When we first meet him, Takeshi seems to hate Kousei, but we come to realize that he actually admires Kousei as a hero and was deeply disappointed by him when he stopped playing piano. His opinion is changed when he starts to see hints of the old Kousei.
Much to Takeshi’s annoyance, Kousei doesn’t really remember him, but once Kousei hears Takeshi’s performance (which was played for him) after being so nervous, Kousei begins to take note of him.
Emi is also a pianist who grew up competing with Takeshi and Kousei as a child. Unlike Takeshi, she doesn’t respect the Kousei who played with extreme accuracy. She instead “hates” Kousei for abandoning the emotional style she heard as a child (in the same performance as Kaori), which moved her to tears.
It was that performance that motivated her to become a pianist and so she is severely disappointed when he becomes the “Human Metronome” because it is boring.
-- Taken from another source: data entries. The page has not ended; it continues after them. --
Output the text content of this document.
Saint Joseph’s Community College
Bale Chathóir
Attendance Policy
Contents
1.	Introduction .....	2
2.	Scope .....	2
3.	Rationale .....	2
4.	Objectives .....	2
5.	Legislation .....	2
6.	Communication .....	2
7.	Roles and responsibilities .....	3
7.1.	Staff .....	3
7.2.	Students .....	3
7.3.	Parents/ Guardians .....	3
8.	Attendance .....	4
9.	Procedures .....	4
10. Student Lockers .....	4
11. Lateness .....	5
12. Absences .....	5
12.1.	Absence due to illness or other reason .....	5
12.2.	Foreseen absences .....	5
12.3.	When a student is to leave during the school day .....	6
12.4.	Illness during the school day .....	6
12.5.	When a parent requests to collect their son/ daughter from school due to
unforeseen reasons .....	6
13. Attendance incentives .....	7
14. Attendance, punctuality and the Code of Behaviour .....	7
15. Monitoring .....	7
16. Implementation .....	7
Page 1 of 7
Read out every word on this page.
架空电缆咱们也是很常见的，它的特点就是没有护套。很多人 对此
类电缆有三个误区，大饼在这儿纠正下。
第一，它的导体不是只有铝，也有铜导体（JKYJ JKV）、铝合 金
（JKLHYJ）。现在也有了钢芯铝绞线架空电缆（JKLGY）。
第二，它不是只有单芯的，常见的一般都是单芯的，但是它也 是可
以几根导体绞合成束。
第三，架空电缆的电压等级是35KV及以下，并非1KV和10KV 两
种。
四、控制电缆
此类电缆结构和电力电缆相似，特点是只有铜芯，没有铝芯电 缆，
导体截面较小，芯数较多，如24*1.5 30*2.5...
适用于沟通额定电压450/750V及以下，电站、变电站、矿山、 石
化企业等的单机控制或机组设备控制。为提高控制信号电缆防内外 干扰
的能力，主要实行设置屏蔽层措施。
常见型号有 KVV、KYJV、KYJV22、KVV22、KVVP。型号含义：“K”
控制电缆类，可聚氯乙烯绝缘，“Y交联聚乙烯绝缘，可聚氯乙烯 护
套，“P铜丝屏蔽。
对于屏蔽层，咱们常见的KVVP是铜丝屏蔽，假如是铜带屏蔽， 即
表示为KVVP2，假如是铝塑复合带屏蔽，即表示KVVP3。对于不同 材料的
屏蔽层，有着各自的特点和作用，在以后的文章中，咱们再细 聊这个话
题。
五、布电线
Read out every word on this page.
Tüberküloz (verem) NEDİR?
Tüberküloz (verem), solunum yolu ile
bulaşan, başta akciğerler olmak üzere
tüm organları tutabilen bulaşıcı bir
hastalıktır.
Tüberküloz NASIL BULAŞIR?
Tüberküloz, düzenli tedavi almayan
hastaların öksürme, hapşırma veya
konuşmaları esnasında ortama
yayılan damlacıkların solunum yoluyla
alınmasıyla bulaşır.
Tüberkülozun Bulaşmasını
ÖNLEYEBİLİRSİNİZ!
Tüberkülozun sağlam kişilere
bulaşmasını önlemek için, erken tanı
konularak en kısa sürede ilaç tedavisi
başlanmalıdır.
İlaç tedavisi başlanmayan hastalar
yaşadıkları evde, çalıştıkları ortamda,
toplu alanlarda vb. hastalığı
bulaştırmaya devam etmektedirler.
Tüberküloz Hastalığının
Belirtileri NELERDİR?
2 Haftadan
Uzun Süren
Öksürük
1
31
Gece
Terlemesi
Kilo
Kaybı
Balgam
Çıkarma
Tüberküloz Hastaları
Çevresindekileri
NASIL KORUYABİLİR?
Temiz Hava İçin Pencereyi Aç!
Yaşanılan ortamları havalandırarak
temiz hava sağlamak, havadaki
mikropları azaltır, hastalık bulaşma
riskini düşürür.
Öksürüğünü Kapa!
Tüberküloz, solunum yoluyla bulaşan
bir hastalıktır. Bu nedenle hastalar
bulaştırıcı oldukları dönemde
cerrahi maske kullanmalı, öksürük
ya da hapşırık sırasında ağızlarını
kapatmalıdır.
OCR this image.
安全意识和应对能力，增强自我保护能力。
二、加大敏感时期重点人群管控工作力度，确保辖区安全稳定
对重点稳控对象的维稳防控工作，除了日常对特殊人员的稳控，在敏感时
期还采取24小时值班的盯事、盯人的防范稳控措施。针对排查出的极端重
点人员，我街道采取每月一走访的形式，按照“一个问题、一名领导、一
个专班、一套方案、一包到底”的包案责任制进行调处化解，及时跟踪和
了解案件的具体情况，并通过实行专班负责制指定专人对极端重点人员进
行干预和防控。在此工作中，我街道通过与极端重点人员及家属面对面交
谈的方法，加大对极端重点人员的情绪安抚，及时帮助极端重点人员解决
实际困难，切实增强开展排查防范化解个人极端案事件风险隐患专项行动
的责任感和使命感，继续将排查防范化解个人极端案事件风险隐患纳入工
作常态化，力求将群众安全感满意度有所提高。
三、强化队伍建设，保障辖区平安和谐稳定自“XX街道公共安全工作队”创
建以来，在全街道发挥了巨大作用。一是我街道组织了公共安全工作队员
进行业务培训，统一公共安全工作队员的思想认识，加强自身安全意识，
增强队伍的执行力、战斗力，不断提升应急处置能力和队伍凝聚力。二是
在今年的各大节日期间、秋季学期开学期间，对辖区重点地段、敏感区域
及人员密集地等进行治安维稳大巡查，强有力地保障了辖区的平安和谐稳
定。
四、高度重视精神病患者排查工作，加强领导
She hopes that her emotional style of playing will move Kousei to play as he once did.
She comes off as aloof, but she is actually quite emotional which results in inconsistent performances. She also has been described as a “tsundere.”
Saki, Kousei’s mother, is seen for much of the series as an eyeless figure in the shadows, criticizing Kousei’s performances and making it impossible for him to play.
While it is true that she became an abusive parent after her illness, before that point in time she was a very caring and loving mother who frequently played the piano for him while he slept under it as a young child.
Once Kousei begins to remember some of her better points, he is reminded of something she frequently said to him when he first learned to play, “The piano is you. If you touch it gently, it will smile. If you touch it with force, it will become enraged." This eventually helps him remember how to play again.
She was a college friend of Hiroko’s.
Hiroko is Kousei’s teacher, Saki’s friend from college and a world-renowned pianist. After Saki passes away, she takes Kousei under her wing and becomes something of a mother figure to him. After Kousei stops playing the piano, she never forces him to go back because she always felt slightly responsible for what happened between Kousei and his mother.
After he begins to play again, Hiroko becomes his piano teacher. Her daughter, Koharu, is frequently seen with her and attends piano performances with her mother.